Italia-Inghilterra, formazioni: le scelte di Mancini e Southgate

Italia-Inghilterra, formazioni: le scelte di Mancini e Southgate

A Wembley si gioca la finale degli Europei

Ore 21, Wembley: sarà Italia-Inghilterra. La gara vale il titolo europeo e si affrontano due squadre che non hanno un particolare feeling con la rassegna continentale. Mai vinta dagli inglesi che non alzano un trofeo internazionale da 55 anni. Nella bacheca azzurra, invece, il titolo manca da 53 anni.

Italia-Inghilterra: formazioni definite

L’Italia giocherà anche contro l’ambiente. La carica di Wembley sarà un fattore che, sulla carta, sarà favorevole agli inglesi, sebbene in Italia si auspica che il calore dei tifosi si trasformi in pressione per una squadra particolarmente giovane.

Roberto Mancini ai suoi chiede coraggio e dal punto di vista tattico non arretrerà di un millimetro rispetto all’identità della squadra. Parola d’ordine: giocare a calcio, con coraggio e qualità. Una missione da compiere attraverso il consueto 4-3-3. Davanti a Donnarumma, la difesa è quella solita.

Ai difensori Bonucci e Chiellini si aggiungono il terzino destro Di Lorenzo ed il terzino sinistro. Quest’ultimo, già da palla partita contro la Spagna, è diventato il sostituto dell’infortunato Spinazzola. Sulla mediana ci sarà il solito mix di qualità, geometria dinamismo con Barrella, Jorginho e Verratti. In avanti ai fianchi del centravanti Immobile ci saranno Federico Chiesa e Lorenzo Insigne.

Formazione Inghilterra: talento di alto livello davanti

L’Inghilterra di Southgtate, come l’Italia, manterrà le sue idee. Proverà a metterle in campo sfruttando il potenziale del suo 4-2-3-1. Davanti al portiere Pickford, sulla linea a quattro ci saranno, da destra a sinistra, Walker, Stones, Maguire e Shaw. Confermata la coppia di mediani Rice-Philip che bene ha fatto fino al moment.

Procedendo in avanti nello schieramento ci si accorge quanto salga il livello di talento e pericolosità inglese. Sulla trequarti gli esterni alti saranno Sterling Saka, con Mount in mezzo.
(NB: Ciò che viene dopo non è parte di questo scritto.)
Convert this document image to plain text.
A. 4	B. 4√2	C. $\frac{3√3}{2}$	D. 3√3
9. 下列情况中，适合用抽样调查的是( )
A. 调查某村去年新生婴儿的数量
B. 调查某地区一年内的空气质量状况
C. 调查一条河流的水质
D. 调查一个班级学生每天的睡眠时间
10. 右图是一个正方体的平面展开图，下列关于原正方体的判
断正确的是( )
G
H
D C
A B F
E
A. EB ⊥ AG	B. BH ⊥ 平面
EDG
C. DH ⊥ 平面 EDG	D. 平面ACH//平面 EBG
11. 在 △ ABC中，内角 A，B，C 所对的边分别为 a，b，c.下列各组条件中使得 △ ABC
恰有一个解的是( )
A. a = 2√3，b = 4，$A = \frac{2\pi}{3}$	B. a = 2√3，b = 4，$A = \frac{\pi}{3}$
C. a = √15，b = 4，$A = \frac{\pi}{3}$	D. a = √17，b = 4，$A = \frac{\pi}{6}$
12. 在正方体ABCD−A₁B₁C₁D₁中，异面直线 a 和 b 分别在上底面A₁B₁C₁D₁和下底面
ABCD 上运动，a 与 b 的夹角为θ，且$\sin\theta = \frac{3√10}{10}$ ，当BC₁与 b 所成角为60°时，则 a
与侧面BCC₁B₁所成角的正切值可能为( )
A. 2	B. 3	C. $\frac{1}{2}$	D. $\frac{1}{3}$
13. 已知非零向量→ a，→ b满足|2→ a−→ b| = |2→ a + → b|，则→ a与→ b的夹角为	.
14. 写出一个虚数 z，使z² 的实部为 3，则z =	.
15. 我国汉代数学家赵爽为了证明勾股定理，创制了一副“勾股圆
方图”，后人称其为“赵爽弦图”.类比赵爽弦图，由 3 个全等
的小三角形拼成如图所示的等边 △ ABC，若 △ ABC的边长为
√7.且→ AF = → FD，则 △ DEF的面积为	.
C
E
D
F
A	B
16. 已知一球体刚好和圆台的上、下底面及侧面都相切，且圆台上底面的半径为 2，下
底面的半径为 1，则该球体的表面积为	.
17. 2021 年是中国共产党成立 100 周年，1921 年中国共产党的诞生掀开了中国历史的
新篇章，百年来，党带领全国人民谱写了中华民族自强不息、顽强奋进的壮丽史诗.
Al centro dell’attacco ci sarà, invece, lo spauracchio forse numero uno: quell’Harry Kane che, secondo molti, può quantomeno partecipare alla corsa del platonico titolo di «miglior centravanti del mondo».
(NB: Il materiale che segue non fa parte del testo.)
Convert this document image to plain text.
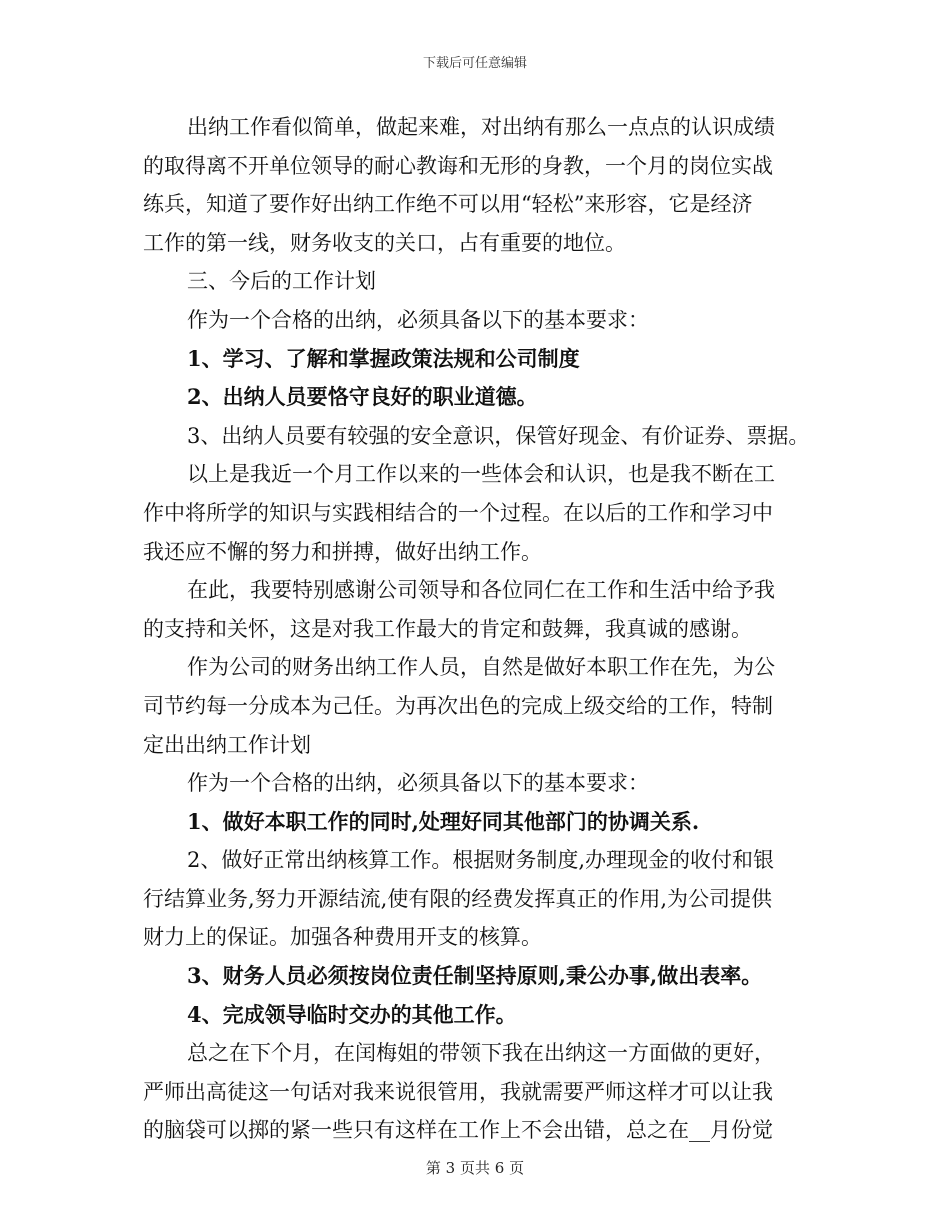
下载后可任意编辑
出纳工作看似简单，做起来难，对出纳有那么一点点的认识成绩
的取得离不开单位领导的耐心教诲和无形的身教，一个月的岗位实战
练兵，知道了要作好出纳工作绝不可以用“轻松”来形容，它是经济
工作的第一线，财务收支的关口，占有重要的地位。
三、今后的工作计划
作为一个合格的出纳，必须具备以下的基本要求：
1、学习、了解和掌握政策法规和公司制度
2、出纳人员要恪守良好的职业道德。
3、出纳人员要有较强的安全意识，保管好现金、有价证券、票据。
以上是我近一个月工作以来的一些体会和认识，也是我不断在工
作中将所学的知识与实践相结合的一个过程。在以后的工作和学习中
我还应不懈的努力和拼搏，做好出纳工作。
在此，我要特别感谢公司领导和各位同仁在工作和生活中给予我
的支持和关怀，这是对我工作最大的肯定和鼓舞，我真诚的感谢。
作为公司的财务出纳工作人员，自然是做好本职工作在先，为公
司节约每一分成本为己任。为再次出色的完成上级交给的工作，特制
定出出纳工作计划
作为一个合格的出纳，必须具备以下的基本要求：
1、做好本职工作的同时,处理好同其他部门的协调关系.
2、做好正常出纳核算工作。根据财务制度,办理现金的收付和银
行结算业务,努力开源结流,使有限的经费发挥真正的作用,为公司提供
财力上的保证。加强各种费用开支的核算。
3、财务人员必须按岗位责任制坚持原则,秉公办事,做出表率。
4、完成领导临时交办的其他工作。
总之在下个月，在闰梅姐的带领下我在出纳这一方面做的更好，
严师出高徒这一句话对我来说很管用，我就需要严师这样才可以让我
的脑袋可以掷的紧一些只有这样在工作上不会出错，总之在__月份觉
第 3 页共 6 页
Italia-Inghilterra: chi succederà al Portogallo?

Entro la mezzanotte di domenica 11 luglio, considerando anche l’ipotesi supplementari e rigori, si saprà chi tra Italia e Inghilterra scriverà il proprio nome nell’albo d’oro, succedendo al Portogallo vittorioso nel 2016. In Inghilterra si respira una certa aria di ottimismo, rispetto all’ipotesi che i bianchi britannici possano regalare una gioia a Wembley e a tutto un popolo.

Non sarà facile per l’Italia che dovrà giocare contro una squadra che, nel suo stadio, ha vinto 15 delle ultime 17 partite (pareggiando e perdendone una). Numeri importanti li hanno anche gli azzurri di Mancini, ma dopo il fischio iniziale conteranno poco.

Quello sarà il momento in cui si dovrà dimostrare, da una parte e dall’altra, di essere pronti a giocare una partita che, per definizione, non ammette calcoli: una finale europea.